Along with a new site-specific iteration of Fields' "Tent Metaphor" sculpture series, the exhibition highlights Fields' ongoing connection with Stillwater and the OSU Department of Art, Graphic Design and Art History. The show includes a selection of Fields' landscape travel paintings inspired by his time at OSU, along with other materials related to his mural projects - two of which can be seen in Stillwater.
"I began doing the landscape paintings after a study abroad trip with now-retired painting professor Marty Avrett as part of OSU's Sienna, Italy, summer program," Fields said. "I have continued doing these in my travels around the world ever since. It is wonderful to be showing these for the first time at the Gardiner."
The Gardiner Gallery will also serve as a dynamic studio space, where Fields will create a new painting over a two-day period. The new work will join a series of his paintings dating back to 2010, giving a comprehensive look at Fields' artistic practice.
"This exhibition provides a unique opportunity for students and the community to engage directly with an acclaimed artist and to explore the impact of art as a tool for activism and positive change," said Lindsay Aveilhé, Gardiner Gallery of Art director and the exhibition's curator.
A public reception will be held from 3 to 6 p.m. on Saturday, Sept. 28. The event will feature a discussion between Fields and Tahnee Ahtone, curator of Native American art at the Nelson-Atkins Museum of Art, along with a tabling event for organizations and student groups connected to Fields' artistic practice.

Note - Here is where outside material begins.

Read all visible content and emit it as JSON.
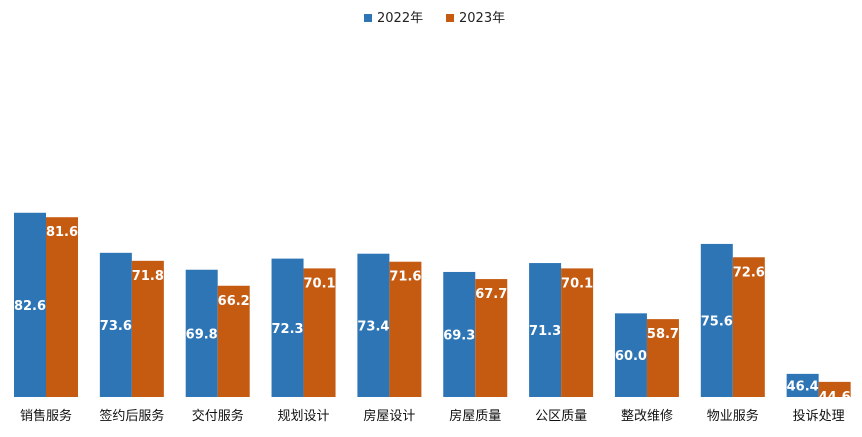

The Yatika Fields exhibition will be on view through Friday, Oct. 25. The Gardiner Gallery of Art, housed in the Bartlett Center on OSU's Stillwater campus, is free and open to the public Monday through Friday, 8 a.m. to 5 p.m.
Born in 1980 in Tulsa, Yatika Starr Fields is a member of the Cherokee, Mvskoke (Creek) and Osage Nations. Fields studied landscape painting at Oklahoma State University's Sienna, Italy, summer program before enrolling at the Art Institute of Boston from 2001 to 2004. While living on the East Coast, Fields developed a keen interest in street art. His dynamic, vibrant graffiti works quickly attracted attention, generating public and private mural commissions in Portland, Oregon; Oklahoma City; Phoenix; Santa Fe, New Mexico; Bentonville and Siloam Springs, Arkansas; and Urique, Chihuahua, Mexico.
Fields has participated in more than 40 solo and group exhibitions at venues across the United States and Europe, including the Southern Plains Indian Museum (2008, Anadarko, Oklahoma); Chiaroscuro Contemporary (2008, 2009, 2010, 2011, 2012, 2013, 2014, Santa Fe); BlueRain Gallery (2015, 2016, 2018, Santa Fe); Peabody Essex Museum, (2015-2016, Salem, Massachusetts); Rainmaker Gallery (2017, Bristol, United Kingdom); the Grand Palais (2018, Paris); Philbrook Museum of Art (2018, Tulsa); Crystal Bridges Museum of American Art (Bentonville, 2019); and the Gilcrease Museum, (2019, Tulsa).
Fields's paintings are featured in private collections and the collections of museums across the country, including Heard Museum (Phoenix); Hood Museum (Dartmouth College); Oklahoma State Museum of Art; Peabody Essex Museum; and Sam Noble Museum (University of Oklahoma, Norman).